Sandor Schoichet said that he is excited about a new technology called controlled environment agriculture, or CEA, which, he explained, is poised to revolutionize key elements of farming.
This is the focus of the VLAB panel “Indoor AgTech: Planting the Seeds of a Better Food Supply” on May 27.
An alum of MIT and University of California Santa Cruz, which he admits is a unique combination, and long-time VLAB leader, he joined me in an online fireside chat.
Michelle: One reason you are unique is that you went to both University of California Santa Cruz and MIT. How would you compare and contrast these school settings?
Sandor: Cambridge was very different from Santa Cruz or Los Angeles, where I grew up, but I loved the energy and history of Boston and made life-long friends within my research group. There’s something about the shared adversity of the weather that makes social connections tighter.
I think I was only the second student to go from UCSC, which had no grades at the time, to MIT.
However, I worked for three years in between as a logic engineer, my favorite job title ever, to build up some credibility.
At MIT I was in the Computer Science & Artificial Intelligence Laboratory. My office was in an area called Tech Square. My involvement with life sciences came later when I moved back to the Bay Area.
My building in Cambridge has been remodeled for biotech and medical device research, and the whole Tech Square area is filled with biopharma research and development.
Through the life sciences especially, there’s a very close connection between the Bay Area and Boston.

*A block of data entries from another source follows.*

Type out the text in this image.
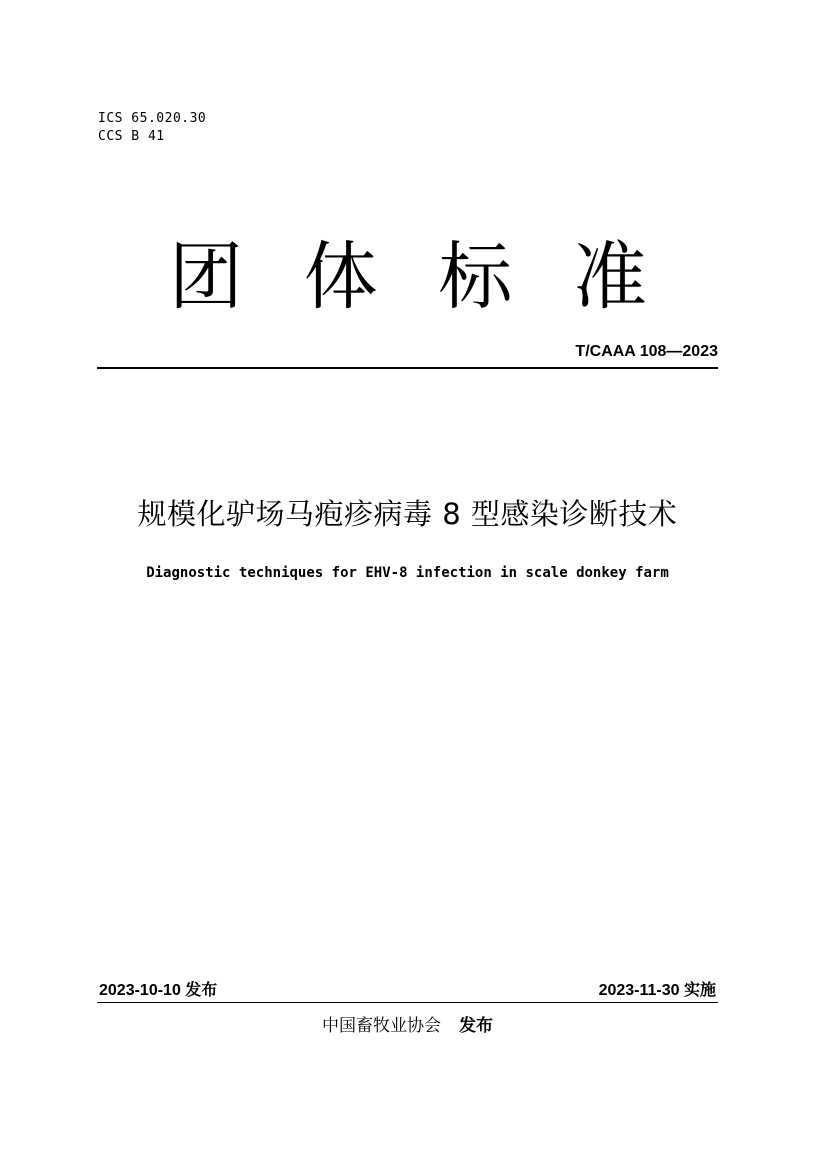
ICS 65.020.30
CCS B 41
团 体 标 准
T/CAAA 108—2023
规模化驴场马疱疹病毒 8 型感染诊断技术
Diagnostic techniques for EHV-8 infection in scale donkey farm
2023-10-10 发布	2023-11-30 实施
中国畜牧业协会 发布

Michelle: Another reason you are unique is that you’ve chaired four VLAB panels. What was your first experience with VLAB, and why did you decide to chair this new panel?
Sandor: When I first came across the VLAB back in 2004 I made the mistake of asking why there weren’t any biotech events on the calendar. I quickly found myself the chair of one on bio-nanotech devices.
That was such a positive experience that I volunteered again to lead events on nanotube sensors in 2006, and biofuels in 2010.
Recently, I’ve become intrigued with controlled environment agriculture (CEA), often called vertical farming, after the stacked layers of growing plants that are possible with artificial lighting. It’s a whole new business and technology sector that’s going to play an increasingly important role in the quality, sustainability and resilience of our food supply.
Michelle: What technologies does CEA utilize?
Sandor: Many new technologies are being integrated to build a new food production platform at commercial scale, from LEDs, robotics, sensors, and artificial intelligence for farm operations, to genetics and breeding for indoor growing and improved nutrition, and even pharmaceutical production.
Michelle: Is there one dynamic expert who stands out on the May 27th panel?
Sandor: One that I’d like to call out is Dr. Gene Giacomelli, our moderator. He’s one of the early visionaries for the field. He’s founder and director the Controlled Environment Agriculture Center (CEAC) at the University of Arizona, which has been a key training center for professionals in this new field.
As his day job, Mr. Schoichet runs Meridian Management Consultants which provides strategy and executive advisory services for life science companies.